The evaluator LLM assesses each possible jailbreak and the target model’s response with a score of one (indicating no jailbreak) to 10 (indicating a jailbreak). Kassianik added that creating multiple prompts at each step creates a search tree.

Efficient Jailbreaking

“A tree-like search adds breadth and flexibility and allows the model to explore different jailbreaking approaches efficiently,” he wrote. “To prevent unfruitful attack paths, we introduce a pruning mechanism that terminates off-topic subtrees and prevents the tree from getting too large.”

He also noted that a key to such jailbreak attacks is to reduce the chance of being detected by minimizing the number of queries sent to the target model. Compared to similar work, TAP decreased the average number of queries by 30%, from about 38 to 29.

Overall, using the technique against multiple LLMs like GPT, GPT4-Turbo, and Google’s PaLM-2, the researchers were able to find jailbreaking prompts for more than 80% of requests for harmful information while using an average of fewer than 30 queries.

The study found that small, unaligned LLMs can be used to jailbreak the largest aligned LLMs – such as GPT-4 – and the more capable LLMs are easier to break.

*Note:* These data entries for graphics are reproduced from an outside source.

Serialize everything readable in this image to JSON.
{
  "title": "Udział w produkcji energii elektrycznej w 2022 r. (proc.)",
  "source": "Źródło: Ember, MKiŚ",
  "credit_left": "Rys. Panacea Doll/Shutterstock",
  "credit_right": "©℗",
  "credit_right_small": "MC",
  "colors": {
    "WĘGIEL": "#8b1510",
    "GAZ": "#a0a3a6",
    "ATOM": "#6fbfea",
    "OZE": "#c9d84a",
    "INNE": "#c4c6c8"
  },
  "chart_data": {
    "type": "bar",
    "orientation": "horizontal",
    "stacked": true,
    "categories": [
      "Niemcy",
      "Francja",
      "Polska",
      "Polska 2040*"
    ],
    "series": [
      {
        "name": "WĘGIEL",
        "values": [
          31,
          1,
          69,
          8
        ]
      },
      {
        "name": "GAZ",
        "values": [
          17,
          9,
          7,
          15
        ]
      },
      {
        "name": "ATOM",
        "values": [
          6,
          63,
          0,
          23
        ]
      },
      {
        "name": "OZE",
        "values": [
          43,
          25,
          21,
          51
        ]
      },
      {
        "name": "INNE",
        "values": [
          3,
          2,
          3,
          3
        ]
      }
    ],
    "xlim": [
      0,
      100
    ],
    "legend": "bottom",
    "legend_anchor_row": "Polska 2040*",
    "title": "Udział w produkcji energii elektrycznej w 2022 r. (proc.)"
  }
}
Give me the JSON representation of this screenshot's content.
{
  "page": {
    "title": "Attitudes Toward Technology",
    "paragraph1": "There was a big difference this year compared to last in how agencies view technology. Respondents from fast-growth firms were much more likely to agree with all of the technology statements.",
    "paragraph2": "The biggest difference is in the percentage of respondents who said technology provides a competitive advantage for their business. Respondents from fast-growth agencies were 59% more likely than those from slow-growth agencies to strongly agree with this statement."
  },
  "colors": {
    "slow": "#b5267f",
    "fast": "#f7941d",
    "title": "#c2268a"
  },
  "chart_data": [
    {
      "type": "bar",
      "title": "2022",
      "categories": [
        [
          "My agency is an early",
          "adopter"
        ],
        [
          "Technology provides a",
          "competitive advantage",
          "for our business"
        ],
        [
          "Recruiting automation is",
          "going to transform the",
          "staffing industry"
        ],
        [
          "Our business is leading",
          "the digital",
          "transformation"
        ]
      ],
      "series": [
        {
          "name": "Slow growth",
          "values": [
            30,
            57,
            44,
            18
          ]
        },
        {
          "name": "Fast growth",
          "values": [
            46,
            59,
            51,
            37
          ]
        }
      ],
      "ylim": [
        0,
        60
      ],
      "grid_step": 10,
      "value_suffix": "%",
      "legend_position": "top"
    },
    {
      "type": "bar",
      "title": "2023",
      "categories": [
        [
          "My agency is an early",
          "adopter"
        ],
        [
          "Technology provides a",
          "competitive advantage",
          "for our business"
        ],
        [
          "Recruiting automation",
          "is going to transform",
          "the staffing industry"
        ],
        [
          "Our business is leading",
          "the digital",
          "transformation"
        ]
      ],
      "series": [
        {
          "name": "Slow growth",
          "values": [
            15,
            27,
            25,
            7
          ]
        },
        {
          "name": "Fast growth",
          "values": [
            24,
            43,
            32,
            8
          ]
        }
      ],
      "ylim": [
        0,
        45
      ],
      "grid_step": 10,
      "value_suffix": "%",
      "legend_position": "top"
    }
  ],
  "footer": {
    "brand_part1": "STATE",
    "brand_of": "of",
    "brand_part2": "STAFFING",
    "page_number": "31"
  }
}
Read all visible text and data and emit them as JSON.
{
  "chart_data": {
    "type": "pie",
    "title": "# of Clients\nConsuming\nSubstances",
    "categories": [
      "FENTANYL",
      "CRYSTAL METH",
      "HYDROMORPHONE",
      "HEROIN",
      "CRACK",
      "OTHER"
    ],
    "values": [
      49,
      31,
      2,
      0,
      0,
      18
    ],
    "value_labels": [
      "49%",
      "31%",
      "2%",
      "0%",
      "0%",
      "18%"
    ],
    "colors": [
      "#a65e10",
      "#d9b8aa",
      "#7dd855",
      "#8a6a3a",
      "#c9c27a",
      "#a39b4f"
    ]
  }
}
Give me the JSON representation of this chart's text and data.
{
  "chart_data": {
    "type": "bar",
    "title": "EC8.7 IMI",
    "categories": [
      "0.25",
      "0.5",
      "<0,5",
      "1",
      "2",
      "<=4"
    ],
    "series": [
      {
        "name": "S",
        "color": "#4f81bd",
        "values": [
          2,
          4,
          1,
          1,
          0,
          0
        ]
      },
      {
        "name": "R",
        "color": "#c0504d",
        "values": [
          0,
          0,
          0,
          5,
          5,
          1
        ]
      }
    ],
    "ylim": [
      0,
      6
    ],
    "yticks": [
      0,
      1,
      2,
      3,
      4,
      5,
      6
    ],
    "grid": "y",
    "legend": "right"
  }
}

“There is a very clear difference in the performance of our method against GPTs or PaLM-2 and against Llama,” the researchers wrote. “We believe that a potential explanation of Llama’s robustness could be that it frequently refuses to follow the precise instructions of the users when the prompt asks for harmful information.”

These jailbreaks also come at a low cost, Kassianik wrote. They only need black-box access to the target model and don’t need large compute resources, they wrote.

No Human Supervision Needed

In addition, it can do all this automatically, without human supervision. The researchers stressed that a risk of such automated attacks is that they can used by anyone, even those without a deep understanding of LLMs. Similarly, black-box access means that the attack doesn’t require knowledge of the architecture or parameters of the LLM.

TAP also is interpretable, the researchers wrote, adding that such an attack “produces meaningful outputs. Many of the existing attacks provide prompts for which at least part of the prompt has no natural meaning.”

In commentary emailed to, CEO Yaron Singer said that most published examples of jailbreaks of LLMS use manual processes of trial-and-error to target a single model. “We developed an automated and systematic method that can be applied to any model,” Singer said.

The research puts a spotlight on the need to improve security measures around LLMs, according to the CEO.

“We believe that it’s important for companies to independently assess the risks of any model before use and weigh any risks against the use case. This is done through AI red teaming,” he said. “Companies should also adopt a model-agnostic AI firewall or guardrail approach that can validate inputs and outputs in real time, informed by the latest adversarial machine learning techniques.”

In the Works

Federal regulators are pushing AI organizations to make their AI models and products more secure, and a group of the larger tech vendors in the field – including Microsoft, Meta, OpenAI and Amazon – in July agreed to a set of safeguards proposed by the White House.

In addition, some already are using red teams. Microsoft in August outlined the continuing evolution of its AI red team, which launched in 2018. That came a month after Google launched its own red team for AI systems. In addition, both Microsoft and Google in October expanded their bug bounty programs to include generative AI tools.